The accident suddenly took away two people in our family.  We miss them terribly, but it also was absolutely devastating to the fabric of our family.  The decisions surrounding who was going to take the girls and ultimately splitting them up were gut wrenching.  Those decisions have had permanent negative impacts on our relationships.  My parents have never been the same.  Guilt, hurt, jealousy, and anger have seeped into our family bonds.  It's hard to handle at times.

I've documented for years here in this space how our immediate family has been affected.  In many ways, we have been defined by our trauma.

Grief can be very isolating.  There are often feelings of an "otherness" that you can't understand unless you have experienced it. Empty statements of support or canned phrases like "it will get better with time" only make me think something is wrong with me for feeling this way.  It sometimes feels like we're living in an alternate universe.

So for those people who think we've "gotten over it" that is definitely not the case.  Other people may not have the same reactions, but this is my reality.  A reality I wouldn't wish for anybody, let alone my children.  Unless you've been through something similar, you can't know how this feels.  So rather than offering platitudes or, as a friend did last night when I told her I was struggling, text me stupid pictures of kittens hoping I have a better day, simply say, "I'm sorry."  "I'm thinking of you." "I love you."

Anything else just makes an already awful situation worse.

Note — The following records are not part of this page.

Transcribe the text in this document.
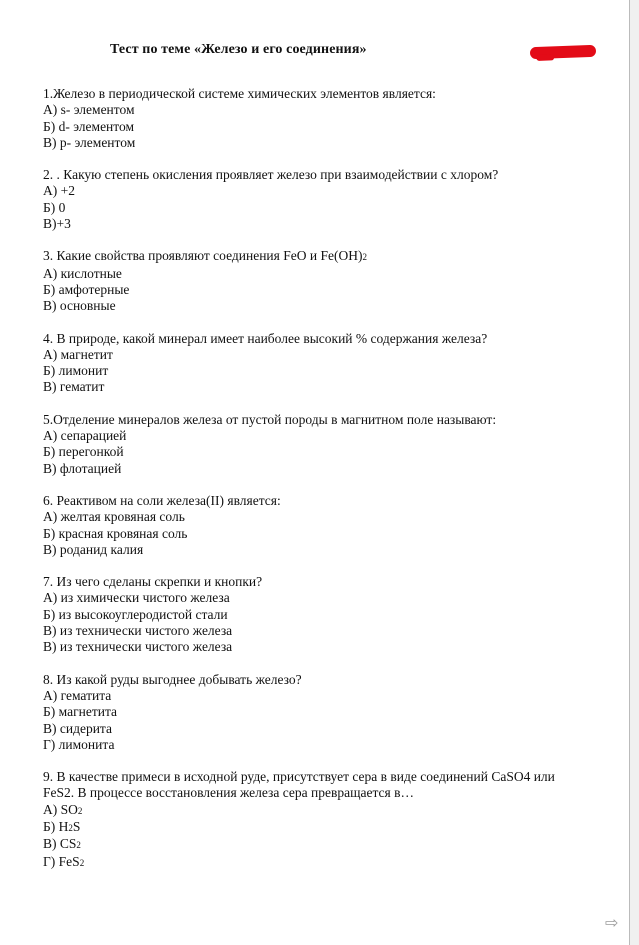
Тест по теме «Железо и его соединения»
1.Железо в периодической системе химических элементов является:
А) s- элементом
Б) d- элементом
В) p- элементом
2. . Какую степень окисления проявляет железо при взаимодействии с хлором?
А) +2
Б) 0
В)+3
3. Какие свойства проявляют соединения FeO и Fe(OH)2
А) кислотные
Б) амфотерные
В) основные
4. В природе, какой минерал имеет наиболее высокий % содержания железа?
А) магнетит
Б) лимонит
В) гематит
5.Отделение минералов железа от пустой породы в магнитном поле называют:
А) сепарацией
Б) перегонкой
В) флотацией
6. Реактивом на соли железа(II) является:
А) желтая кровяная соль
Б) красная кровяная соль
В) роданид калия
7. Из чего сделаны скрепки и кнопки?
А) из химически чистого железа
Б) из высокоуглеродистой стали
В) из технически чистого железа
В) из технически чистого железа
8. Из какой руды выгоднее добывать железо?
А) гематита
Б) магнетита
В) сидерита
Г) лимонита
9. В качестве примеси в исходной руде, присутствует сера в виде соединений CaSO4 или FeS2. В процессе восстановления железа сера превращается в…
А) SO2
Б) H2S
В) CS2
Г) FeS2
⇨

  1. I'm sorry there are people in your life who don't understand the depths of your family's trauma. In Jewish tradition, the anniversary of a death (the "yartzeit") is an important day and it's traditional to make donations to charity in honor of the departed. Could you ritualize these terrible days leading up to the anniversary? Maybe light a candle each night, share a memory of Mike and Jeannie, and make a donation to a cause they supported? Maybe coming together as a family each night, acknowledging how hard these days are, would be helpful.

    Wishing you strength and comfort,

    1. thanks as usual Davidah . We get together as a family the morning of the anniversary, have breakfast together, and have a balloon release. The kids love to write messages on the balloons and send them to heaven. I like the idea of doing something charitable and lighting a candle each night.

  2. I'm sorry. Thinking of you all.

  3. It's 13 years today for me. And it's awful. I guess I'm now better at handling the day to day, but the actual anniversary? Ugh... This is the extent of my "progress": Over and over again today, I've caught myself being short-tempered and reacting way over the top with every little offense. And each time I've actually asked myself "what the hell is up with you?" before remembering what day it is and duh-ing myself. Over and over and over again. I guess it's progress that my conscious mind kept on forgetting the significance of the day? But oy, it's 9pm where I am, and I'm so glad the day is almost over.
    Much much love to you and yours. I think it helps a little to be with family -- I didn't travel "home" this year, so I didn't partake in any of our rituals. Hence the added frustration today...
    Thinking of you,

  4. Thinking of you. Hope balloon day goes well.

  5. I'm so sorry that people think that there is a time limit on grief and triggers. Continuing to think of you as this year's anniversary approaches.